Que el verano aún no haya terminado para algunos y que las empresas estén todavía arrancando motores a fin de afrontar el próximo ejercicio económico con garantías son certezas que me tranquilizan y me animan a no apresurarme ni a dejarme vencer por el desánimo, a ser todavía mínimamente selectivo con las ofertas de trabajo a las que me inscribo. Me consta, por haber sido yo durante unos años quien seleccionaba y quien formaba a las nuevas incorporaciones en algunos de los servicios en los que estuve empleado, que el melón se abre entre el veinte de septiembre y el treinta y uno de octubre, que antes y después de esas fechas uno encuentra ya casi todas las puertas cerradas. Bajo el amparo que me proporciona este paraguas fabricado a base de reflexiones que intentan ser optimistas me vengo resguardando desde hace aproximadamente un mes, cuando comencé a sondear con mayor seriedad el mercado laboral en busca de una oferta de trabajo que me sedujera. Quiero pensar que me tropezaré con lo que busco a la vuelta de la esquina, que es cuestión de tiempo, que no pasa nada. Y sin embargo,...
Cumplir cincuenta me resultó irrelevante en su momento, pero comienzo a sospechar ahora que no lo es tanto cuando de aspirar a un empleo se trata. Aunque no son demasiadas todavía las ofertas publicadas que han despertado mi interés, he comprobado atónito cómo me excluían de algunos procesos de selección para los que cumplía con todos los requisitos exigidos sin haberse ni siquiera puesto en contacto conmigo a fin de conocerme mejor y escuchar los argumentos que pudiera alegar para postularme como una opción óptima a considerar por las empresas. Y el diablillo que de tarde en tarde toma asiento sobre mi hombro, sibilino y taimado, aprovecha mis dudas y me susurra al oído que ya soy mayor, que, aunque no figure en el listado de condiciones a cumplir, buscan gente más joven. Que soy un carcamal y que con ver la fecha de nacimiento han optado por enviar mi currículum a la papelera de reciclaje. El muy cabrón.

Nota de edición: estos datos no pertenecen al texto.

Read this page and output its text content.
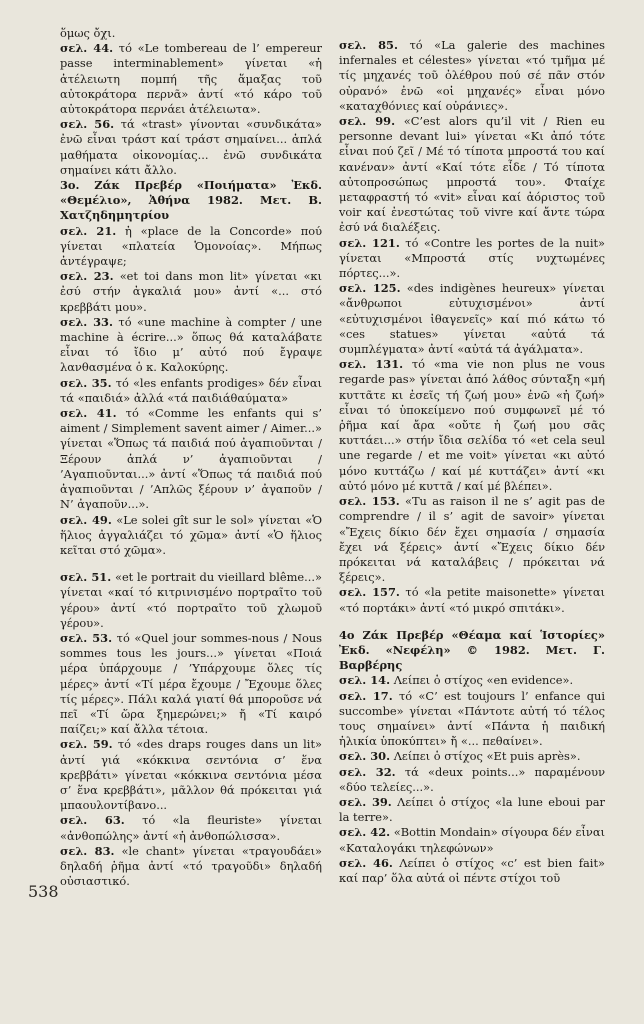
ὅμως ὄχι.

σελ. 44. τό «Le tombereau de l’ empereur passe interminablement» γίνεται «ἡ ἀτέλειωτη πομπή τῆς ἅμαξας τοῦ αὐτοκράτορα περνᾶ» ἀντί «τό κάρο τοῦ αὐτοκράτορα περνάει ἀτέλειωτα».

σελ. 56. τά «trast» γίνονται «συνδικάτα» ἐνῶ εἶναι τράστ καί τράστ σημαίνει... ἁπλά μαθήματα οἰκονομίας... ἐνῶ συνδικάτα σημαίνει κάτι ἄλλο.

3ο. Ζάκ Πρεβέρ «Ποιήματα» Ἐκδ. «Θεμέλιο», Ἀθήνα 1982. Μετ. Β. Χατζηδημητρίου

σελ. 21. ἡ «place de la Concorde» πού γίνεται «πλατεία Ὁμονοίας». Μήπως ἀντέγραψε;

σελ. 23. «et toi dans mon lit» γίνεται «κι ἐσύ στήν ἀγκαλιά μου» ἀντί «... στό κρεββάτι μου».

σελ. 33. τό «une machine à compter / une machine à écrire...» ὅπως θά καταλάβατε εἶναι τό ἴδιο μ’ αὐτό πού ἔγραψε λανθασμένα ὁ κ. Καλοκύρης.

σελ. 35. τό «les enfants prodiges» δέν εἶναι τά «παιδιά» ἀλλά «τά παιδιάθαύματα»

σελ. 41. τό «Comme les enfants qui s’ aiment / Simplement savent aimer / Aimer...» γίνεται «Ὅπως τά παιδιά πού ἀγαπιοῦνται / Ξέρουν ἁπλά ν’ ἀγαπιοῦνται / ’Αγαπιοῦνται...» ἀντί «Ὅπως τά παιδιά πού ἀγαπιοῦνται / ’Απλῶς ξέρουν ν’ ἀγαποῦν / Ν’ ἀγαποῦν...».

σελ. 49. «Le solei gît sur le sol» γίνεται «Ὁ ἥλιος ἀγγαλιάζει τό χῶμα» ἀντί «Ὁ ἥλιος κεῖται στό χῶμα».

σελ. 51. «et le portrait du vieillard blême...» γίνεται «καί τό κιτρινισμένο πορτραῖτο τοῦ γέρου» ἀντί «τό πορτραῖτο τοῦ χλωμοῦ γέρου».

σελ. 53. τό «Quel jour sommes-nous / Nous sommes tous les jours...» γίνεται «Ποιά μέρα ὑπάρχουμε / ’Υπάρχουμε ὅλες τίς μέρες» ἀντί «Τί μέρα ἔχουμε / Ἔχουμε ὅλες τίς μέρες». Πάλι καλά γιατί θά μποροῦσε νά πεῖ «Τί ὥρα ξημερώνει;» ἤ «Τί καιρό παίζει;» καί ἄλλα τέτοια.

σελ. 59. τό «des draps rouges dans un lit» ἀντί γιά «κόκκινα σεντόνια σ’ ἕνα κρεββάτι» γίνεται «κόκκινα σεντόνια μέσα σ’ ἕνα κρεββάτι», μᾶλλον θά πρόκειται γιά μπαουλοντίβανο...

σελ. 63. τό «la fleuriste» γίνεται «ἀνθοπώλης» ἀντί «ἡ ἀνθοπώλισσα».

σελ. 83. «le chant» γίνεται «τραγουδάει» δηλαδή ῥῆμα ἀντί «τό τραγοῦδι» δηλαδή οὐσιαστικό.

σελ. 85. τό «La galerie des machines infernales et célestes» γίνεται «τό τμῆμα μέ τίς μηχανές τοῦ ὀλέθρου πού σέ πᾶν στόν οὐρανό» ἐνῶ «οἱ μηχανές» εἶναι μόνο «καταχθόνιες καί οὐράνιες».

σελ. 99. «C’est alors qu’il vit / Rien eu personne devant lui» γίνεται «Κι ἀπό τότε εἶναι πού ζεῖ / Μέ τό τίποτα μπροστά του καί κανέναν» ἀντί «Καί τότε εἶδε / Τό τίποτα αὐτοπροσώπως μπροστά του». Φταίχε μεταφραστή τό «vit» εἶναι καί ἀόριστος τοῦ voir καί ἐνεστώτας τοῦ vivre καί ἄντε τώρα ἐσύ νά διαλέξεις.

σελ. 121. τό «Contre les portes de la nuit» γίνεται «Μπροστά στίς νυχτωμένες πόρτες...».

σελ. 125. «des indigènes heureux» γίνεται «ἄνθρωποι εὐτυχισμένοι» ἀντί «εὐτυχισμένοι ἰθαγενεῖς» καί πιό κάτω τό «ces statues» γίνεται «αὐτά τά συμπλέγματα» ἀντί «αὐτά τά ἀγάλματα».

σελ. 131. τό «ma vie non plus ne vous regarde pas» γίνεται ἀπό λάθος σύνταξη «μή κυττᾶτε κι ἐσεῖς τή ζωή μου» ἐνῶ «ἡ ζωή» εἶναι τό ὑποκείμενο πού συμφωνεῖ μέ τό ῥῆμα καί ἄρα «οὔτε ἡ ζωή μου σᾶς κυττάει...» στήν ἴδια σελίδα τό «et cela seul une regarde / et me voit» γίνεται «κι αὐτό μόνο κυττάζω / καί μέ κυττάζει» ἀντί «κι αὐτό μόνο μέ κυττᾶ / καί μέ βλέπει».

σελ. 153. «Tu as raison il ne s’ agit pas de comprendre / il s’ agit de savoir» γίνεται «Ἔχεις δίκιο δέν ἔχει σημασία / σημασία ἔχει νά ξέρεις» ἀντί «Ἔχεις δίκιο δέν πρόκειται νά καταλάβεις / πρόκειται νά ξέρεις».

σελ. 157. τό «la petite maisonette» γίνεται «τό πορτάκι» ἀντί «τό μικρό σπιτάκι».

4ο Ζάκ Πρεβέρ «Θέαμα καί Ἱστορίες» Ἐκδ. «Νεφέλη» © 1982. Μετ. Γ. Βαρβέρης

σελ. 14. Λείπει ὁ στίχος «en evidence».

σελ. 17. τό «C’ est toujours l’ enfance qui succombe» γίνεται «Πάντοτε αὐτή τό τέλος τους σημαίνει» ἀντί «Πάντα ἡ παιδική ἡλικία ὑποκύπτει» ἤ «... πεθαίνει».

σελ. 30. Λείπει ὁ στίχος «Et puis après».

σελ. 32. τά «deux points...» παραμένουν «δύο τελείες...».

σελ. 39. Λείπει ὁ στίχος «la lune eboui par la terre».

σελ. 42. «Bottin Mondain» σίγουρα δέν εἶναι «Καταλογάκι τηλεφώνων»

σελ. 46. Λείπει ὁ στίχος «c’ est bien fait» καί παρ’ ὅλα αὐτά οἱ πέντε στίχοι τοῦ

538
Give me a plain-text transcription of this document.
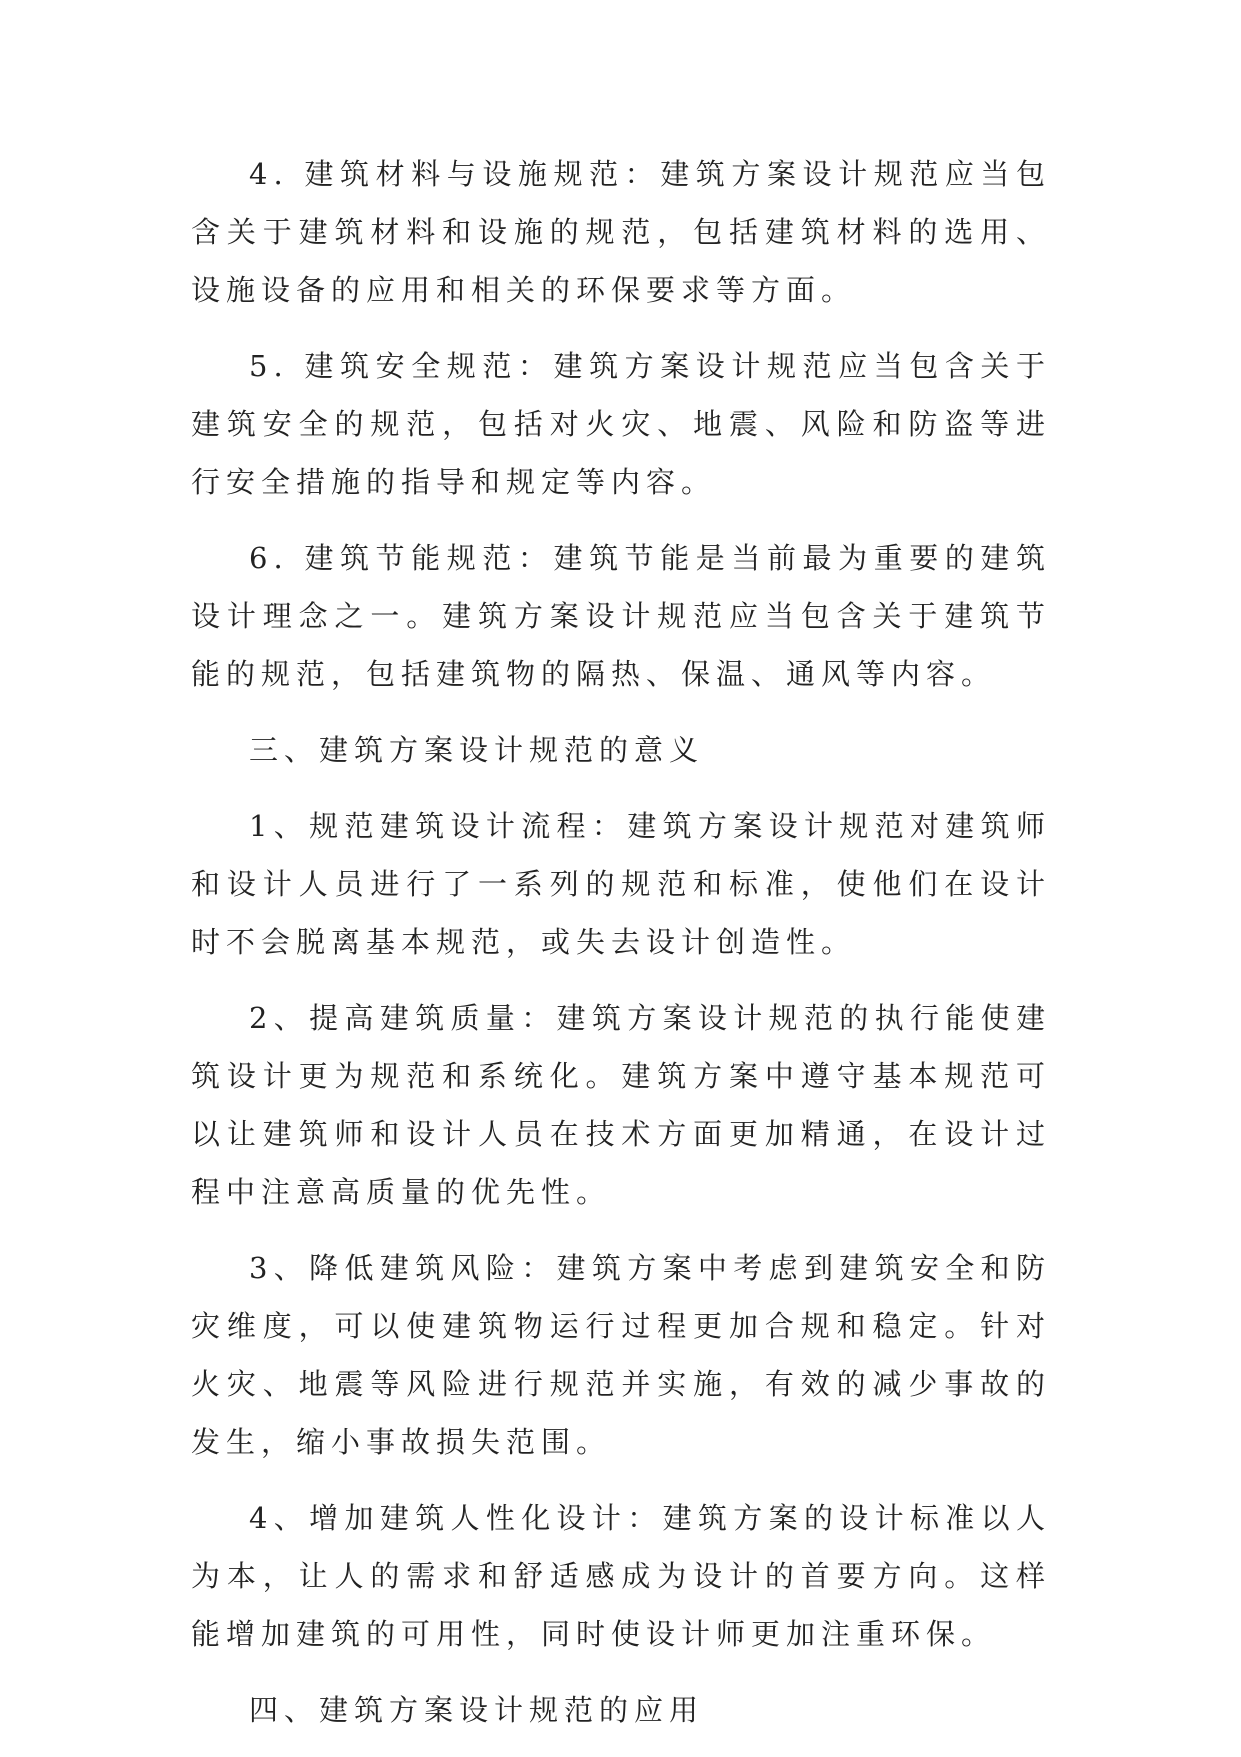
4. 建筑材料与设施规范：建筑方案设计规范应当包含关于建筑材料和设施的规范，包括建筑材料的选用、设施设备的应用和相关的环保要求等方面。

5. 建筑安全规范：建筑方案设计规范应当包含关于建筑安全的规范，包括对火灾、地震、风险和防盗等进行安全措施的指导和规定等内容。

6. 建筑节能规范：建筑节能是当前最为重要的建筑设计理念之一。建筑方案设计规范应当包含关于建筑节能的规范，包括建筑物的隔热、保温、通风等内容。

三、建筑方案设计规范的意义

1、规范建筑设计流程：建筑方案设计规范对建筑师和设计人员进行了一系列的规范和标准，使他们在设计时不会脱离基本规范，或失去设计创造性。

2、提高建筑质量：建筑方案设计规范的执行能使建筑设计更为规范和系统化。建筑方案中遵守基本规范可以让建筑师和设计人员在技术方面更加精通，在设计过程中注意高质量的优先性。

3、降低建筑风险：建筑方案中考虑到建筑安全和防灾维度，可以使建筑物运行过程更加合规和稳定。针对火灾、地震等风险进行规范并实施，有效的减少事故的发生，缩小事故损失范围。

4、增加建筑人性化设计：建筑方案的设计标准以人为本，让人的需求和舒适感成为设计的首要方向。这样能增加建筑的可用性，同时使设计师更加注重环保。

四、建筑方案设计规范的应用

Más allá de la cuestión de la edad, hay otros asuntos que me rondan la cabeza como avispas rabiosas y que le dan juego a ese pícaro y descarado duendecillo que amenaza con quedarse a mi lado tanto tiempo como yo se lo permita. El más obvio es el de ser acreedor de un perfil, en estos tiempos en los que la especialización no es un valor añadido sino un requisito indispensable, cuanto menos difuso: un licenciado en Periodismo que nunca llegó a ejercer como tal, más allá de las labores administrativas que desempeñé hace veinticinco años en el Departamento de Prensa de un célebre fabricante alemán de vehículos; un habitual en el sector del telemarketing durante dos décadas que tocó muchos palos, pero que no llegó a especializarse en ninguno; un autodidacta en temas informáticos que se adaptó durante años con agilidad y prestancia a los distintos cambios tecnológicos que se iban produciendo en mi entorno laboral y que incluso en ocasiones los lideró, pero cuyo único título en la materia que pueda considerarse oficial data de 1997, cuando Windows Office era sólo una sombra de lo que hoy es; alguien que en su día, atraído por la musicalidad de las lenguas extranjeras, estudió inglés y trasteó con el francés, el alemán y el ruso, pero que en su CV actual sólo menciona el primero por ser el único que maneja hoy en día con cierta soltura; alguien con aptitudes para la formación y que las ha empleado para enseñar a un buen puñado de teleoperadores, pero que carece del reconocimiento como tal. En definitiva, un aprendiz de todo, pero un maestrillo de poco. Analizando ofertas de empleo, he cobrado conciencia de que una formación y una experiencia generalista como lo son las mías son un lastre del que, sin embargo, no me puedo desprender a estas alturas y del que, para ser honesto, tampoco querría.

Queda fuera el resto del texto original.